3.2. Antioxidant activity

The investigation of the antioxidant activity of O. mutabilis was performed by using different assays. The phosphomolybdenum assay was applied to test total antioxidant activity. The DPPH and ABTS assays were applied to test the free radical scavenging activity of the extracts. Finally, the CUPRAC and FRAP assays were applied to evaluate the reducing power activity. The data results are presented in the (Table 3).

In the phosphomolybdenum assay, the phosphatemolybdenum is incubated with the extract, and the conversion of phophatemolybdenum is estimated to reveal the total antioxidant activity of the extract.
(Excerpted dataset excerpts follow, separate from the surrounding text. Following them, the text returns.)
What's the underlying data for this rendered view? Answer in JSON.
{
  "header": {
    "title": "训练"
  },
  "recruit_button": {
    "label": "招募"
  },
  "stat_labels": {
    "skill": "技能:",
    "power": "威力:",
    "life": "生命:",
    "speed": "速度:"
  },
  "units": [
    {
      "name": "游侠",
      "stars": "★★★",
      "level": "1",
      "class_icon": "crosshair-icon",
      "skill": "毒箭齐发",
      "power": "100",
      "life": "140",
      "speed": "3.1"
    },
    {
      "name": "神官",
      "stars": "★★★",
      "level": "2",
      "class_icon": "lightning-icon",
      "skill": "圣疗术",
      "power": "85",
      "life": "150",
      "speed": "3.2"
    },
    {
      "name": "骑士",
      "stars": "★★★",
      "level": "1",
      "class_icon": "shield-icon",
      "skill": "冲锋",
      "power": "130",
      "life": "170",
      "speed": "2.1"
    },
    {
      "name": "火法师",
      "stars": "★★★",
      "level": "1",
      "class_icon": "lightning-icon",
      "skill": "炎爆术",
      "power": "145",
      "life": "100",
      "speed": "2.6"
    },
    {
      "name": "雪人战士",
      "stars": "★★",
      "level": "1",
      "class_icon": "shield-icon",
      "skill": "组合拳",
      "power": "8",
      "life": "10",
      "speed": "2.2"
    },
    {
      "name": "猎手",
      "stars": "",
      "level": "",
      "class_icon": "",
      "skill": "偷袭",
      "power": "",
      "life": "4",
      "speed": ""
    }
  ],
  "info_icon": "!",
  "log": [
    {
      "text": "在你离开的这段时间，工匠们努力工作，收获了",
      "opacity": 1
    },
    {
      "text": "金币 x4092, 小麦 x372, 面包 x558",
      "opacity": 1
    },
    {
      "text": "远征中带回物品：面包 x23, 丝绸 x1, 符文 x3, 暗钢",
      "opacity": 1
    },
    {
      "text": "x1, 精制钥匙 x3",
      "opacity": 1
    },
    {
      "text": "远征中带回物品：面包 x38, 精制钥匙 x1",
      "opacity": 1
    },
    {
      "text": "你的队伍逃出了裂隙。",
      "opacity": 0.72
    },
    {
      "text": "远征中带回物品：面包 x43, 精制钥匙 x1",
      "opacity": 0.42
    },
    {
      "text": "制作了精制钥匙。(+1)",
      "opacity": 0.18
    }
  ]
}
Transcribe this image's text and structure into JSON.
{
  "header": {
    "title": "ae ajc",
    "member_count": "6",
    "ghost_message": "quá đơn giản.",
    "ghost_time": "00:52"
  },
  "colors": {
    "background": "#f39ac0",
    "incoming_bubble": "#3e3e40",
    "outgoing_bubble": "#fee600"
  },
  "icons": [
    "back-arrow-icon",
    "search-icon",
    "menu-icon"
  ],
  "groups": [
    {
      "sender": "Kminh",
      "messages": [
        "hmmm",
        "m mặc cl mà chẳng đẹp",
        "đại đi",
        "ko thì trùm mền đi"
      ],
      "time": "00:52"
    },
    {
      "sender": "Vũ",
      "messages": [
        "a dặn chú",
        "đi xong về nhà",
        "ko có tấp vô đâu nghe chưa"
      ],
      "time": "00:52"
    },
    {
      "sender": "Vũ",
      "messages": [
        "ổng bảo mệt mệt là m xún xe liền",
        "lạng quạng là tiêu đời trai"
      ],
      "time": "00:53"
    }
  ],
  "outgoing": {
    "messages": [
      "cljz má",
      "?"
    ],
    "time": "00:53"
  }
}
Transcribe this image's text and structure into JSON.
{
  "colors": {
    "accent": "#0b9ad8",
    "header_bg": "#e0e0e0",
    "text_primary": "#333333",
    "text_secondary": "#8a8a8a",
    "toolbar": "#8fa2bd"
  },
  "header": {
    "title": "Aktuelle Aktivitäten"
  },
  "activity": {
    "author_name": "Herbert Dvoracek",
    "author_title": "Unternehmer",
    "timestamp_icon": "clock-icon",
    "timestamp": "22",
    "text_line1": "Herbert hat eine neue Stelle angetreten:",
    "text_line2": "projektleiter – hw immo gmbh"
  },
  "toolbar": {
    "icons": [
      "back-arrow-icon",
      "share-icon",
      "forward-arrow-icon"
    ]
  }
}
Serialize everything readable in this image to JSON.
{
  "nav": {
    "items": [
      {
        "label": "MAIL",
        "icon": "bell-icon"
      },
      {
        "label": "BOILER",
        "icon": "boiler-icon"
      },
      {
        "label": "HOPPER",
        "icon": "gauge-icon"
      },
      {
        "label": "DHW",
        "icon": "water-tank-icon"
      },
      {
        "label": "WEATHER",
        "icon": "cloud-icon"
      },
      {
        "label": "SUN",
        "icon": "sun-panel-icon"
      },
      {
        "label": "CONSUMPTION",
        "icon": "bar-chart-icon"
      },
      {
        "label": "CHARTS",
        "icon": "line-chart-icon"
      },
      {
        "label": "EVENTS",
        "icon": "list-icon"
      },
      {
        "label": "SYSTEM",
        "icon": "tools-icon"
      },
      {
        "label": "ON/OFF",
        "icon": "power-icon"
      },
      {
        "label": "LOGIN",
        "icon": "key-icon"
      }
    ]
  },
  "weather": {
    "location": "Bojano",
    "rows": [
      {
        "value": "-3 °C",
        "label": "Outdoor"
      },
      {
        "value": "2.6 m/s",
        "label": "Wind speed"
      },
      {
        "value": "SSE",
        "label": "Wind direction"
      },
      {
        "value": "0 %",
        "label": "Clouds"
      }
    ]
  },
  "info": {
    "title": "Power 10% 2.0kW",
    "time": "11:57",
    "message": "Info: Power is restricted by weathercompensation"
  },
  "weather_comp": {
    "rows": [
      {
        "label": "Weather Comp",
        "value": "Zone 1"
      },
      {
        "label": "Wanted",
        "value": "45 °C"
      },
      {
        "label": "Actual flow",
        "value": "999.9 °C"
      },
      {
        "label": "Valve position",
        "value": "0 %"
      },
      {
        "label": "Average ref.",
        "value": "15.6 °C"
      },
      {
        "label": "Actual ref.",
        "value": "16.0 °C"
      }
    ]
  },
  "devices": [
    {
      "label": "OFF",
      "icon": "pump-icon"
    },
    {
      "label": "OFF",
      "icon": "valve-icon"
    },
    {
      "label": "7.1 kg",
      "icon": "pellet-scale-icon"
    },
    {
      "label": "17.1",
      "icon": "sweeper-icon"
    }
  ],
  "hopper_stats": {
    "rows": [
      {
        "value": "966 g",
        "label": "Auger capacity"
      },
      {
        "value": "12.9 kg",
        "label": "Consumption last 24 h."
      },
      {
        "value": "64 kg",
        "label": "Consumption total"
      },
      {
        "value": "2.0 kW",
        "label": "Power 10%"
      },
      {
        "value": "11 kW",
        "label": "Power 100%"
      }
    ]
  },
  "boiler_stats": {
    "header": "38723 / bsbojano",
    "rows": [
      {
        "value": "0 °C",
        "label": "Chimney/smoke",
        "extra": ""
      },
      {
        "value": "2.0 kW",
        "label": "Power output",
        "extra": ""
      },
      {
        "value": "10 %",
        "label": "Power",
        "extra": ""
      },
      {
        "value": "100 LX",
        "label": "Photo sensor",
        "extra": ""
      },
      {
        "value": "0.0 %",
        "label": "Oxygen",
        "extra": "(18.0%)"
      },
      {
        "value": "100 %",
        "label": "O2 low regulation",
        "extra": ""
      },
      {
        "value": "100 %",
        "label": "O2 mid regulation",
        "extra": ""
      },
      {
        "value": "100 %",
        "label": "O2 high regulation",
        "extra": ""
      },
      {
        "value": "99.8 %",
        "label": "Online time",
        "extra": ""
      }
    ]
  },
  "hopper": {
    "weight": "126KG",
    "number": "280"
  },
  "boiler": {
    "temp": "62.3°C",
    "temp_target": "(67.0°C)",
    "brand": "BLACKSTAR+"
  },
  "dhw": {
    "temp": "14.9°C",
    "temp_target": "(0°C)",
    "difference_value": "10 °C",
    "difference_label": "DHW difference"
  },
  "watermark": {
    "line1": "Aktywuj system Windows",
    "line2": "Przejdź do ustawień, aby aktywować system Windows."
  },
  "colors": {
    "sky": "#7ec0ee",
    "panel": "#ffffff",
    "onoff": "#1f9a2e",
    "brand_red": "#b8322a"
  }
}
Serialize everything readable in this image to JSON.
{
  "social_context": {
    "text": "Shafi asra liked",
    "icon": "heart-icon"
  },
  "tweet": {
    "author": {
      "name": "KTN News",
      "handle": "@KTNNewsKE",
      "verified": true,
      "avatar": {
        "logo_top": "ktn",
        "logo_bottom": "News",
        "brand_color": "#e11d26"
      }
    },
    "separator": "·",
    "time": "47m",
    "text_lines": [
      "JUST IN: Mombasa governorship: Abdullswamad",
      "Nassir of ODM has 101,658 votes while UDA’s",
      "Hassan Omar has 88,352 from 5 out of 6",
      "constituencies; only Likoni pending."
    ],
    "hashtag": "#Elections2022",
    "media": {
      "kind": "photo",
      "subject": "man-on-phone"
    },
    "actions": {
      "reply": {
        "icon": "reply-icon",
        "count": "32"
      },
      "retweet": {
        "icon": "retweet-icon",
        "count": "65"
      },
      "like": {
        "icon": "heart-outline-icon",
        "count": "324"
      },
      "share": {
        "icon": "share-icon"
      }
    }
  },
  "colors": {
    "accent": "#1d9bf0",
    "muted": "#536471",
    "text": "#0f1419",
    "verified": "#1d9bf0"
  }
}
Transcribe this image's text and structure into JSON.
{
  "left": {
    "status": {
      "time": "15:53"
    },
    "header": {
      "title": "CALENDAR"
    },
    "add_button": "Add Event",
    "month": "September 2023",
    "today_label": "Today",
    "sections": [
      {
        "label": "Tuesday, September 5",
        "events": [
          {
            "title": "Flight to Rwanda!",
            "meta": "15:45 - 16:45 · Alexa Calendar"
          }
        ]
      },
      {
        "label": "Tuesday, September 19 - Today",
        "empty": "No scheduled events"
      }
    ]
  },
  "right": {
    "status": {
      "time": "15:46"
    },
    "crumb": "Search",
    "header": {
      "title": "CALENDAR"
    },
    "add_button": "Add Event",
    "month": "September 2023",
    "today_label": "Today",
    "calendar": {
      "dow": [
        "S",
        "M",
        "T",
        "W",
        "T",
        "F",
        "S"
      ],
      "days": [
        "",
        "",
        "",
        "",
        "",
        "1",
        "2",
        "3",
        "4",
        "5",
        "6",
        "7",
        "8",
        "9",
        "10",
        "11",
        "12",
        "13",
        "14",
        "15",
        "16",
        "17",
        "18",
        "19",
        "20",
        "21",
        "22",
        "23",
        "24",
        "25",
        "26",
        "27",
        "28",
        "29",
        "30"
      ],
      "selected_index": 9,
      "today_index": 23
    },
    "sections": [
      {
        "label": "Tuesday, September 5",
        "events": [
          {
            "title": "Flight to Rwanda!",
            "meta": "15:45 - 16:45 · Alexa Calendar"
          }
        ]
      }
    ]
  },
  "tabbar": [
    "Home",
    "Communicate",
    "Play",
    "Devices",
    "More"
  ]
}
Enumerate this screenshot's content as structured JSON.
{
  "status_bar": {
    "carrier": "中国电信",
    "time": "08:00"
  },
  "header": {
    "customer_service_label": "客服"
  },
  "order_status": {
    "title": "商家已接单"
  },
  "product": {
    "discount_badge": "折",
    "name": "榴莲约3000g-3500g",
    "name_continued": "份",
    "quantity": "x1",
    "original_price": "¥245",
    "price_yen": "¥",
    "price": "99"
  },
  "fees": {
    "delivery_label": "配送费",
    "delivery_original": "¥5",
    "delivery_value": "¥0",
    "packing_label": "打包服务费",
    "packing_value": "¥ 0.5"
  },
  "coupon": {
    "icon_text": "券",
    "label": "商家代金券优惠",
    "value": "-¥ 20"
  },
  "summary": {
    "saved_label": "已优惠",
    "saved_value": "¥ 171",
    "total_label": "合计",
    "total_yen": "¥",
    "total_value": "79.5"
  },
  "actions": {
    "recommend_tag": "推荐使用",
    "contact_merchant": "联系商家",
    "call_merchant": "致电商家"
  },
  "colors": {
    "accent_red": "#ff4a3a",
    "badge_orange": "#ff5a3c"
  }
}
The IC50 value of the methanolic extract in the antioxidant activity was 1.45 ± 0.05 mg/ml and was found to be very close to the Trolox value (1.03 ± 0.02 mg/ml) (Table 3). The antioxidant activity of the water extract and the ethyl acetate extract was 2.14 ± 0.09 and 3.91 ± 0.26 mg/ml, respectively, and was found to be lower than that of the MeOH extract. The results presented here are good compatible with the chemical profile of the extracts. Based on the Tukey's test results, the total antioxidant activity of the MeOH extract and the Trolox was significantly differed at %5 (Table 3).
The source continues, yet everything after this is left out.